Question

The angular velocity of the rear wheel of a stationary exercise bike is 5.40 rad/s at time t = 0.000 sec, and its angular acceleration is constant and equal to 1.50 rad/s^2. A particular spoke coincides with the +x axis at time t = 0.000 sec. (a) What angle (in rev) does this spoke make with the +x axis at time t = 4.00 s? (b) What is the angular velocity (rev/s) at this time?

Answer 1

The angle and angular velocity at time 4.00 are 5.35 rev and 1.81 rev/s.

Step-by-step explanation:

Given that,

Angular velocity = 5.40 rad/s

Time t = 0.000 sec

Angular acceleration = 1.50 rad/s^2

(a). We need to calculate the angle at time t = 4.00 s

Using formula for angle

`\theta=\omega_(0)t+(1)/(2)\alpha t^2`

Where,
`\omega_(0)`=angular velocity

`\alpha`=angular acceleration

t = time

Put the value into the formula

`\theta=5.40*4.00+(1)/(2)*1.50*(4.00)^2`

`\theta=33.6\ rad`

`\theta=(33.6)/(2\pi)\ rad`

`\theta=5.35\ rev`

(b).
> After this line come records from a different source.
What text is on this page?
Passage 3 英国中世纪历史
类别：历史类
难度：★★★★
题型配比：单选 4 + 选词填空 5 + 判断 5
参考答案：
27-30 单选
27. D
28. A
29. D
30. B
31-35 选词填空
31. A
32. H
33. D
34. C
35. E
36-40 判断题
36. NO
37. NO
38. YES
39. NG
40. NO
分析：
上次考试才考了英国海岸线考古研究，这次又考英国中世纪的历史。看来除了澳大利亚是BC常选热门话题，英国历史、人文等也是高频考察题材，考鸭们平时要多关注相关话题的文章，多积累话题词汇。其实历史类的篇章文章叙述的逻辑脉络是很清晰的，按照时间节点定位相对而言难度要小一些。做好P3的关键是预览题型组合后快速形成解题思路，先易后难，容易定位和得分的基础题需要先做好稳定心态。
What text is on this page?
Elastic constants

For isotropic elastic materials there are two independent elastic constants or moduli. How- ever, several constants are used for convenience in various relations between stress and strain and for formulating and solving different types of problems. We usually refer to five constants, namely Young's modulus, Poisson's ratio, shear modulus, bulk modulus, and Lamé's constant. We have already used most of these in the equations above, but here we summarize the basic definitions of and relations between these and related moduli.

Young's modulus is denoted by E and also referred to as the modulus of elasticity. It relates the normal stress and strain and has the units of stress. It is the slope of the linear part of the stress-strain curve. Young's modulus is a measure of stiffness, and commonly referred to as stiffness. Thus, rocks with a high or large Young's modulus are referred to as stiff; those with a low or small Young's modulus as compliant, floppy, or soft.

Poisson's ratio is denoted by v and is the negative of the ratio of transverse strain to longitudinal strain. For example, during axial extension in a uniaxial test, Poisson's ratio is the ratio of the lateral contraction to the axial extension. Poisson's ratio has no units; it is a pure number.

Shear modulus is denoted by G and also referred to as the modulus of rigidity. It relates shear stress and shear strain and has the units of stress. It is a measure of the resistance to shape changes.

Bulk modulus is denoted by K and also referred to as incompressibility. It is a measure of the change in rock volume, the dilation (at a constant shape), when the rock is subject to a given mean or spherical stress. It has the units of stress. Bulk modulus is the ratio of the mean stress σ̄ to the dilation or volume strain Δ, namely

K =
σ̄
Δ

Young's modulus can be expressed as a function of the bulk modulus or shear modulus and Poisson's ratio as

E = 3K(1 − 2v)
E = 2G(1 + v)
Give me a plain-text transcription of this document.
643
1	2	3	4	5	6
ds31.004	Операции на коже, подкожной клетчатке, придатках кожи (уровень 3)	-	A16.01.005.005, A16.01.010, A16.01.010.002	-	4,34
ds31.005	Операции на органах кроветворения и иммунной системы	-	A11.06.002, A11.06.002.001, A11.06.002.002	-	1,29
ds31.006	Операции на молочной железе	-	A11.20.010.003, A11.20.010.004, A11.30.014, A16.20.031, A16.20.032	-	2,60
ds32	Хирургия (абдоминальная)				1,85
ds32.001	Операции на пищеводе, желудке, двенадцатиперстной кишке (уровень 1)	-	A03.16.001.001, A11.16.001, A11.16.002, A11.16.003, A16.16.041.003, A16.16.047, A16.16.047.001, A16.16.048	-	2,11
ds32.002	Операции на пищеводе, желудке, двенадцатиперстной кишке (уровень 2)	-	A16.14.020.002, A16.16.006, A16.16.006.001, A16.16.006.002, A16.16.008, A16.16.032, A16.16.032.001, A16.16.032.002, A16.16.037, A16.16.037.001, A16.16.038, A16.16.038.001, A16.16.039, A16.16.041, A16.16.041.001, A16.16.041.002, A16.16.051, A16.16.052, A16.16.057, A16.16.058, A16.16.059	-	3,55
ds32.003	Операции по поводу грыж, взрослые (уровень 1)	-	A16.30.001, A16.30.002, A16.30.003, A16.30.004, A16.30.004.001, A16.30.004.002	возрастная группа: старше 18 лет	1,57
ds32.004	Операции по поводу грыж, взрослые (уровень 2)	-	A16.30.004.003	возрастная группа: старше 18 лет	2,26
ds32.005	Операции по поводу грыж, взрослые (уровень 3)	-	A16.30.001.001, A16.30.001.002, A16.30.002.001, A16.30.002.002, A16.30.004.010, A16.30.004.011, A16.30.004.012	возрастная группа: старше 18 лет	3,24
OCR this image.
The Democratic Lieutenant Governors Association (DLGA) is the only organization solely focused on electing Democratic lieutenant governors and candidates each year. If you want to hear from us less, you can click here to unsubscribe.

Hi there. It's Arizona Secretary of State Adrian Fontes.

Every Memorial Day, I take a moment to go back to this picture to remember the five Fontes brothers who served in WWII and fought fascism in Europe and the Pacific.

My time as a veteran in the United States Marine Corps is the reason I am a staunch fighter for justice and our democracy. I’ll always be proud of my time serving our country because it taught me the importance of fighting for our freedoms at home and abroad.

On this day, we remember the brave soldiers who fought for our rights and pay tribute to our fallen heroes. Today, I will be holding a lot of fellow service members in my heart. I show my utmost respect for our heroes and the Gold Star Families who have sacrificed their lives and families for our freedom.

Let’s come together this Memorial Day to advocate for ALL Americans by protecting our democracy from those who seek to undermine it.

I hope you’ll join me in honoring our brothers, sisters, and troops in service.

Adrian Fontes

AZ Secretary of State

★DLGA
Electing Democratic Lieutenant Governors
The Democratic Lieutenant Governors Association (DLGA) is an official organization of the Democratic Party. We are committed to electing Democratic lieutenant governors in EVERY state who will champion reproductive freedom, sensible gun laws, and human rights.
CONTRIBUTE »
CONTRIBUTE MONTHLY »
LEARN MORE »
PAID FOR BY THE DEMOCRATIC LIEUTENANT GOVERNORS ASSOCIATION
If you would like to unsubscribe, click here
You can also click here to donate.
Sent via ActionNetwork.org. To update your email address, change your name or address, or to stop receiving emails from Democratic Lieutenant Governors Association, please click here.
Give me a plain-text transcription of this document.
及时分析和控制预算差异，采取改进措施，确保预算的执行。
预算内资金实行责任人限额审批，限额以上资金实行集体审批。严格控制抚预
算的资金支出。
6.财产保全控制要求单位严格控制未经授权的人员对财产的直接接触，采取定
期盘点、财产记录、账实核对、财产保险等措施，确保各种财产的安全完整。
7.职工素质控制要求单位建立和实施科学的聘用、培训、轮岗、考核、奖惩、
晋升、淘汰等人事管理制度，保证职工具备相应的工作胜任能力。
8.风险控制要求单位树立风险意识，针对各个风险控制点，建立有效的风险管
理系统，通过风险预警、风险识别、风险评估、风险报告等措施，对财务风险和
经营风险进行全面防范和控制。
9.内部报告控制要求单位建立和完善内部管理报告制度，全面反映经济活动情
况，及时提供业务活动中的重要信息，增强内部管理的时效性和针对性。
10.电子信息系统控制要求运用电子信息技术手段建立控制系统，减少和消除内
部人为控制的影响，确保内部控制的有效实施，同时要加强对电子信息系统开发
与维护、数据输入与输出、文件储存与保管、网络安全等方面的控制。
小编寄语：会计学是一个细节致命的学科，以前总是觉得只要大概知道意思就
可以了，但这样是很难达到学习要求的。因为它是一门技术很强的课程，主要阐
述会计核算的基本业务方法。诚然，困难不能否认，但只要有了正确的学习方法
We nee to calculate the angular velocity at 4.00 s

Using formula of angular velocity

`\omega=\omega_(0)+\alpha t`

`\omega =5.40+1.50*4.00`

`\omega=11.4\ rad/s`

`\omega=(11.4)/(2\pi)\ rad/s`

`\omega=1.81\ rev/s`

Hence, The angle and angular velocity at time 4.00 are 5.35 rev and 1.81 rev/s.